Wednesday, January 8, 2014

      While I can't say I've ever really experienced a huge amount of death that has directly affected me, I could quite honestly say tonight has been one of the most painful nights for me. I decided to lay down and take a nap a bit after work, and then I get woken up to my dad gently siting down on the edge of my bed and resting his hand on my shoulder slightly. I can hear muffled sniffles from my mother somewhere down the hallway and my heart picks up speed thinking the absolute worst. Unfortunately, the worst is now my reality because at that moment I could hear my father telling me that my grandfather had passed away about thirty minutes before he had woken me up. Instantly my heart caught in my chest and I felt like I couldn't breathe. There was no stopping the flood of tears that proceeded to escape from my eyes and the wracking sobs that I tried to keep hidden while my parents were around. Whether it's a weakness or not, I hate crying in front of others.
      Getting to spend more time with him and my grandmother was part of the reason I moved up to Nebraska for the last two years. The nights I stayed over at his house to help with anything and keep an eye on him while my grandmother and aunt were out of town, I wouldn't trade for anything in the world.
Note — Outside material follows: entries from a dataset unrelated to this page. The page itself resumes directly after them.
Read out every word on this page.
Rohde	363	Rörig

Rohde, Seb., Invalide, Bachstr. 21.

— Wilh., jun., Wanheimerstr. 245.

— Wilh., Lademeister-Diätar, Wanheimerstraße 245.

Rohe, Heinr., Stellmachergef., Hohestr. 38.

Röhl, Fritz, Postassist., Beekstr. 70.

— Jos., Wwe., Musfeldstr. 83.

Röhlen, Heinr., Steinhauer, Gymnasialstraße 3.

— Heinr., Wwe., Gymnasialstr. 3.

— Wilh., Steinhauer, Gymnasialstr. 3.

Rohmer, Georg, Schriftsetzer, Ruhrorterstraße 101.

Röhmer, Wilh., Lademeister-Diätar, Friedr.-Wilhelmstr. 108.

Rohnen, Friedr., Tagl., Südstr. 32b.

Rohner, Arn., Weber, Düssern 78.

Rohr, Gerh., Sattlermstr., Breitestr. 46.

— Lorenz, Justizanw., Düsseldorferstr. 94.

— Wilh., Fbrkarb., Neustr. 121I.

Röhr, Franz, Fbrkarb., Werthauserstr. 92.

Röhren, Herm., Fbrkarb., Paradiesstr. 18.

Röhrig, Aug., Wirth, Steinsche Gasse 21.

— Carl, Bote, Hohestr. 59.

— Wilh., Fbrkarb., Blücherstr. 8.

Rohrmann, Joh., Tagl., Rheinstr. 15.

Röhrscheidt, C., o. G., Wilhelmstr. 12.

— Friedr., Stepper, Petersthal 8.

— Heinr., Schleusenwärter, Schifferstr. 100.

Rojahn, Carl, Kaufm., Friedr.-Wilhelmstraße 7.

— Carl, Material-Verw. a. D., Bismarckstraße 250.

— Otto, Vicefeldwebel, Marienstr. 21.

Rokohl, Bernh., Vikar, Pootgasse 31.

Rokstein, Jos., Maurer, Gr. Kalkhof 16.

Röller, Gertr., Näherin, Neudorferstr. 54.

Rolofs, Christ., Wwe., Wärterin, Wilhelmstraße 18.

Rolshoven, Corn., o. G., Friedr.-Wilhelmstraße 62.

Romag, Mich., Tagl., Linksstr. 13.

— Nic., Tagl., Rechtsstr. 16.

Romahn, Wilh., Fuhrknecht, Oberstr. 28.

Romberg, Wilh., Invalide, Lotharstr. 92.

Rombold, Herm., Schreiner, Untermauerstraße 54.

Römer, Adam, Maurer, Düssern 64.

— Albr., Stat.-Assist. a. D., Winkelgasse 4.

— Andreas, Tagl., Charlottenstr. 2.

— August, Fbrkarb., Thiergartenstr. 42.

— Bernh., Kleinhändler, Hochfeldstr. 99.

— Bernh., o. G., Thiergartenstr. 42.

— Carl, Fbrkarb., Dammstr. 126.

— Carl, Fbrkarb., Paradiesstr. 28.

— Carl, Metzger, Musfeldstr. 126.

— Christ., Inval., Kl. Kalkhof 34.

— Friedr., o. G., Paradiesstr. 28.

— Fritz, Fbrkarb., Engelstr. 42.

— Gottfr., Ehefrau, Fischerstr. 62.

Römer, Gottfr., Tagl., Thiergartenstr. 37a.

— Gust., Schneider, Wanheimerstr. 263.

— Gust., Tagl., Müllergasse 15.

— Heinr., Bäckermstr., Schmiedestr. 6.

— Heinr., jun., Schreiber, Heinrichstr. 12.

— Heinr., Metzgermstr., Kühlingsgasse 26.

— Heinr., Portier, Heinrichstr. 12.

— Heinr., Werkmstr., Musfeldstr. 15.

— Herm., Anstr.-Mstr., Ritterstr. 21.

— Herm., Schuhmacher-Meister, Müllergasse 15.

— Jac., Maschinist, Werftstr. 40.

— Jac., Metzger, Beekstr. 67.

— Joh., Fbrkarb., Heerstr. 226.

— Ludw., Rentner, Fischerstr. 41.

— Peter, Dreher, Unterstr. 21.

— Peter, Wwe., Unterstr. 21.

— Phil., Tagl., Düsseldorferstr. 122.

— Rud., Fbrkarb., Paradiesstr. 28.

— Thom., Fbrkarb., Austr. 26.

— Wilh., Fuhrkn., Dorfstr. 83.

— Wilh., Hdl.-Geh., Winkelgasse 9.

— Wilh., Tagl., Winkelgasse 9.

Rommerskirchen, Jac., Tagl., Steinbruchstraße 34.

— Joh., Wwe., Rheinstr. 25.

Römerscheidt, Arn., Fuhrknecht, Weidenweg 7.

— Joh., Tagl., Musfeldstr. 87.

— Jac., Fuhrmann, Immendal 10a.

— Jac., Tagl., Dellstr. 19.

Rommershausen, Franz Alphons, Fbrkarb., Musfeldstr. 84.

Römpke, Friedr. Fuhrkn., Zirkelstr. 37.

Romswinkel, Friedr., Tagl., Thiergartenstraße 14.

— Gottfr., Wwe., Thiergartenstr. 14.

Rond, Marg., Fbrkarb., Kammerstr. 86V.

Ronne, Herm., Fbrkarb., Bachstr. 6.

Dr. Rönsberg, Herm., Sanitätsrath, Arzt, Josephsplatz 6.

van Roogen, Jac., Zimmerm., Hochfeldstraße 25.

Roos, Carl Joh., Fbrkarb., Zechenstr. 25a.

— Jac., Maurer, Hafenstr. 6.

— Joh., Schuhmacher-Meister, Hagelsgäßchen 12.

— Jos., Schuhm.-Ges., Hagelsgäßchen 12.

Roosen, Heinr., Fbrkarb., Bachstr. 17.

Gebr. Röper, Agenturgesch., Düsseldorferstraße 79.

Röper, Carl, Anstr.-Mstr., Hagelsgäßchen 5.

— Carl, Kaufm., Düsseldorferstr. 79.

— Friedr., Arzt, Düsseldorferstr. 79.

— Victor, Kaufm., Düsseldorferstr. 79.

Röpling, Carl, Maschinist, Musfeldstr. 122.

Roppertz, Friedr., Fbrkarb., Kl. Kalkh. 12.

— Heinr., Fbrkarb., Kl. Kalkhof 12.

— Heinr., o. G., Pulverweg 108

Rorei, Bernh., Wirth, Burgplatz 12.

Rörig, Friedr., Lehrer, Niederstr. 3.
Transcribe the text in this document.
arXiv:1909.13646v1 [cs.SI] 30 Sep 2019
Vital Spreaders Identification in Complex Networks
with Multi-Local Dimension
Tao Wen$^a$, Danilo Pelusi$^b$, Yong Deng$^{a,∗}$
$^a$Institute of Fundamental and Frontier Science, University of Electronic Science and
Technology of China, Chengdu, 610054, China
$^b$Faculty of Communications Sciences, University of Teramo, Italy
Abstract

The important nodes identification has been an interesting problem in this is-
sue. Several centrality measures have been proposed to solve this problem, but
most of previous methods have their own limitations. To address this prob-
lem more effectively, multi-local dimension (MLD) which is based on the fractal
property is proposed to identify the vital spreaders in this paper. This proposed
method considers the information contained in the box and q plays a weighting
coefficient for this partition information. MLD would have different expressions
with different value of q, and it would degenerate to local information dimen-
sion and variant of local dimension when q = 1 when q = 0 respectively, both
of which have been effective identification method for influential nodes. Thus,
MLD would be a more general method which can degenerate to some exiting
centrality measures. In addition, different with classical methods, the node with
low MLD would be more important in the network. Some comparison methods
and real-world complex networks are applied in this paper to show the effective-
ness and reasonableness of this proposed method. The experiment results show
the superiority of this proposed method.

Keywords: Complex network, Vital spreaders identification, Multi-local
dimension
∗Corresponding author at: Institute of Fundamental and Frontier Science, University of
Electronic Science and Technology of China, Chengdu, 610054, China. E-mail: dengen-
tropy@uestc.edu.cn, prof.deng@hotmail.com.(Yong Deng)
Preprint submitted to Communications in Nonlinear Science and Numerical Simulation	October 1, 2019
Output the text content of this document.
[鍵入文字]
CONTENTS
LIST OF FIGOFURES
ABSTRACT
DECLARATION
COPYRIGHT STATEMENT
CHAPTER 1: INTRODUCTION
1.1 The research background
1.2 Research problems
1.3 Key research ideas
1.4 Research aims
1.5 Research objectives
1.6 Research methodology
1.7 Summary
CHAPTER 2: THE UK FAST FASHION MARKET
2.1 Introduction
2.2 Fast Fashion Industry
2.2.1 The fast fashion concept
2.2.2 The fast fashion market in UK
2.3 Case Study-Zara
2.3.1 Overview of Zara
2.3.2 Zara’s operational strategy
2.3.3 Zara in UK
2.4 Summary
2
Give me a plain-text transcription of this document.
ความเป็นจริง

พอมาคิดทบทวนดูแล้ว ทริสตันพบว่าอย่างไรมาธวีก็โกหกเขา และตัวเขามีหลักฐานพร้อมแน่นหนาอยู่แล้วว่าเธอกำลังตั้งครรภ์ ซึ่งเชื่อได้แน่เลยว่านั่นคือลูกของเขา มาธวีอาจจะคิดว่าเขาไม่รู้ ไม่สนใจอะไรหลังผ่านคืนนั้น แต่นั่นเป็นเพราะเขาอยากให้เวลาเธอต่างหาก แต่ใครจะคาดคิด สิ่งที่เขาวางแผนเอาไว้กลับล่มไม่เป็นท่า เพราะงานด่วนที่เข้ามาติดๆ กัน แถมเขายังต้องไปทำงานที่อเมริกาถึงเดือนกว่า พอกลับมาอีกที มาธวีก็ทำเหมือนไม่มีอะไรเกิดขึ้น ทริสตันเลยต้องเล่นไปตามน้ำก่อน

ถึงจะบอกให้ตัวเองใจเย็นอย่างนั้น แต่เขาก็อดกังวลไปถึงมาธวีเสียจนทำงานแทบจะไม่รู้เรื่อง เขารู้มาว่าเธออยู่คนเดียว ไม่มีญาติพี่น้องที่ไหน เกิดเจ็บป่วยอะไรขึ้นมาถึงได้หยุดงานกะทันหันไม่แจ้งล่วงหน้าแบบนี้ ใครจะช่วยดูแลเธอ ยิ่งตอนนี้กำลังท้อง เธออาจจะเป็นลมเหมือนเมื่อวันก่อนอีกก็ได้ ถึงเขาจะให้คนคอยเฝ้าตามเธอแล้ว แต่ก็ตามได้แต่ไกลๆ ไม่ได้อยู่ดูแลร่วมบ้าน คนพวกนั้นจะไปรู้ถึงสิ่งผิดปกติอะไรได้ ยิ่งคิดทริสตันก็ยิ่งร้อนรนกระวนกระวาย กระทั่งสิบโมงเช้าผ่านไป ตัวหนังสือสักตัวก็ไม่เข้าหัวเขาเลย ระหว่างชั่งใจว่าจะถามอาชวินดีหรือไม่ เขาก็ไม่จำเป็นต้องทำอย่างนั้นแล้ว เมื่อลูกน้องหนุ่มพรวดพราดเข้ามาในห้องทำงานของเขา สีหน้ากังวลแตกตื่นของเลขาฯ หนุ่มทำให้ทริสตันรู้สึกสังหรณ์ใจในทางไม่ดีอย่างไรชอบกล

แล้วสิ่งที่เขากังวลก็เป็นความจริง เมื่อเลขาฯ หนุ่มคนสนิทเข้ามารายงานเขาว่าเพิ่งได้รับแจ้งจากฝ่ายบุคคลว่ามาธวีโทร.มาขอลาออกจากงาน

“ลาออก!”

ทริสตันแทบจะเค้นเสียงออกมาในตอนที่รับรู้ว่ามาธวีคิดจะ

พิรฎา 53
Growing up, he taught me how to fish, to play some old board games, and to just be happy and enjoy things. It's next to impossible for me to believe that the amazing man I felt so close to, won't be there for anymore family Thanksgivings, Christmas's, or the summer stays at the cabin. I just hate to think about doing those things when he isn't there anymore. I mean I always knew the day would come eventually, but I didn't really ever think about it. I wish I had used my time more wisely while I was in Nebraska. I wish I had gone to more morning breakfasts with him, or just gone over to say hello and see how things were doing. At least if nothing else, I can say that he isn't suffering anymore. He had quite a few health problems towards the end and was in and out of the hospital more than I would want for him, so at least now he's not having to go through any of that. Whether that's me just saying it as a coping method, or if it's something else, I'm not entirely sure, but still. I miss him more than words can describe right now, and normally I wouldn't really go to a media outlet to talk about it, however it's my blog and writing is a form of therapy of a sorts for me, so it's kind of helpful.

      Rest in peace grandpa, you will be forever missed by everyone you left behind and ever had an impact on. The world has lost an absolutely amazing man today, but heaven has gained a most extraordinary angel. I love you so very much.